Ölen Sevgilimin Şiir Defteri, Yarın ve Yarın ve Yarın, Sadhana.
"SOSYAL MEDYA CANIMI SIKIYOR"
- Müzikte, sektör anlamında çok sayıda değişim yaşanıyor. Şarkı sürelerinden sosyal medya etkileşimlerine, teklilerle daha sık üretim ve albüm sayısının azalması, sosyal medya etkileşimini göz önüne alarak yapılan üretimler… Bir 10 yıl öncesine göre müziğin dinamikleri oldukça farklı. Bu değişimler hakkında görüşünüz nedir?

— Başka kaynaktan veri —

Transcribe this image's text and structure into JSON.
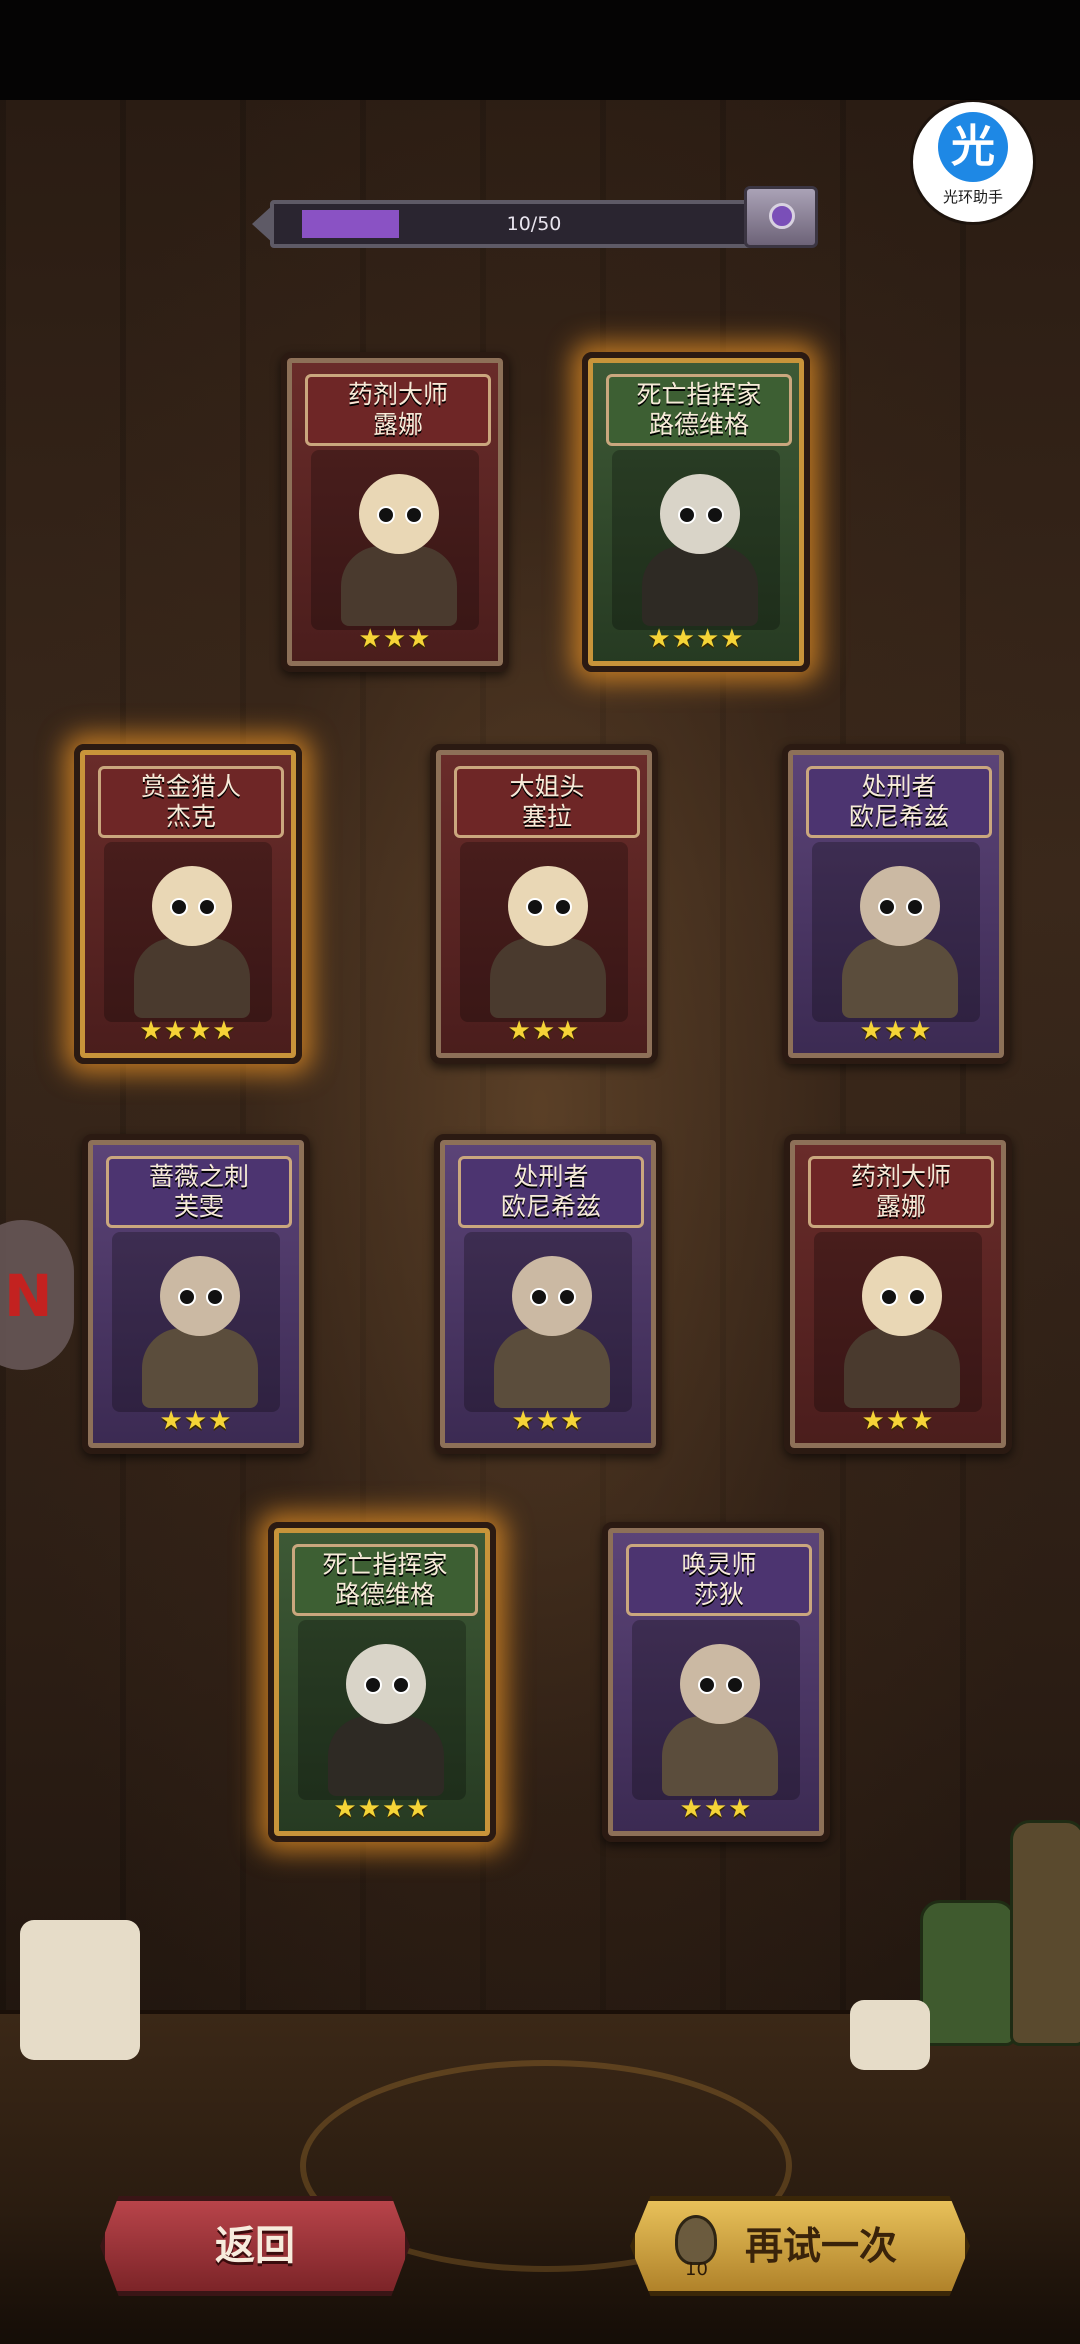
{
  "progress": {
    "text": "10/50",
    "fraction": 0.2
  },
  "assistant": {
    "icon_char": "光",
    "label": "光环助手"
  },
  "cards": [
    {
      "title1": "药剂大师",
      "title2": "露娜",
      "stars": "★★★",
      "theme": "red",
      "glow": false
    },
    {
      "title1": "死亡指挥家",
      "title2": "路德维格",
      "stars": "★★★★",
      "theme": "green",
      "glow": true
    },
    {
      "title1": "赏金猎人",
      "title2": "杰克",
      "stars": "★★★★",
      "theme": "red",
      "glow": true
    },
    {
      "title1": "大姐头",
      "title2": "塞拉",
      "stars": "★★★",
      "theme": "red",
      "glow": false
    },
    {
      "title1": "处刑者",
      "title2": "欧尼希兹",
      "stars": "★★★",
      "theme": "purple",
      "glow": false
    },
    {
      "title1": "蔷薇之刺",
      "title2": "芙雯",
      "stars": "★★★",
      "theme": "purple",
      "glow": false
    },
    {
      "title1": "处刑者",
      "title2": "欧尼希兹",
      "stars": "★★★",
      "theme": "purple",
      "glow": false
    },
    {
      "title1": "药剂大师",
      "title2": "露娜",
      "stars": "★★★",
      "theme": "red",
      "glow": false
    },
    {
      "title1": "死亡指挥家",
      "title2": "路德维格",
      "stars": "★★★★",
      "theme": "green",
      "glow": true
    },
    {
      "title1": "唤灵师",
      "title2": "莎狄",
      "stars": "★★★",
      "theme": "purple",
      "glow": false
    }
  ],
  "buttons": {
    "back_label": "返回",
    "retry_label": "再试一次",
    "retry_cost": "10"
  },
  "colors": {
    "glow": "#ffa028",
    "star": "#f5d437",
    "progress": "#8a52c4"
  },
  "icons": {
    "side_tab": "red-logo-icon",
    "retry": "summon-bell-icon",
    "chest": "chest-icon"
  }
}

Çok şükür ki ekibimizde bunlarla ilgilenen arkadaşlarımız var. Beni takip eden insanlarla sohbet edebilme imkânı vermesi dışında sosyal medya işi biraz canımı sıkıyor benim. Her şeyden önce kafam almıyor. Öğrenmek de istemiyorum. Öğrensen de zaten her şey sürekli değişiyor. Bir ekipte çalışan herkes sevdiği ve bildiği işi yapınca her şey çok yolunda gidiyor.
YAZIHANEDE ÇALIŞIYOR
- Sınır tanımayan bir yaratıcılığınız olduğunu ve bu yaratıcılığın kimi zaman dizlere, kimi zaman tuvale kimi zaman da notalara yansıdığını aynı zamanda sahne performansları anlamında da çok yetenekli olduğunu biliyoruz. Peki tüm havada uçuşan fikirleri alıp anlamlı çıktılar ortaya çıkarmak için kendinizi nasıl disipline ediyorsunuz?
Evime iki kilometre uzaklığında bir yazıhanem var. Haftanın altı günü sabahtan akşam üzerine kadar zamanımı orada geçiriyorum. Yazdığım, çizdiğim şeylerin belki yüzde 5’ini görüyorsunuz. Gerisi çöpe gidiyor.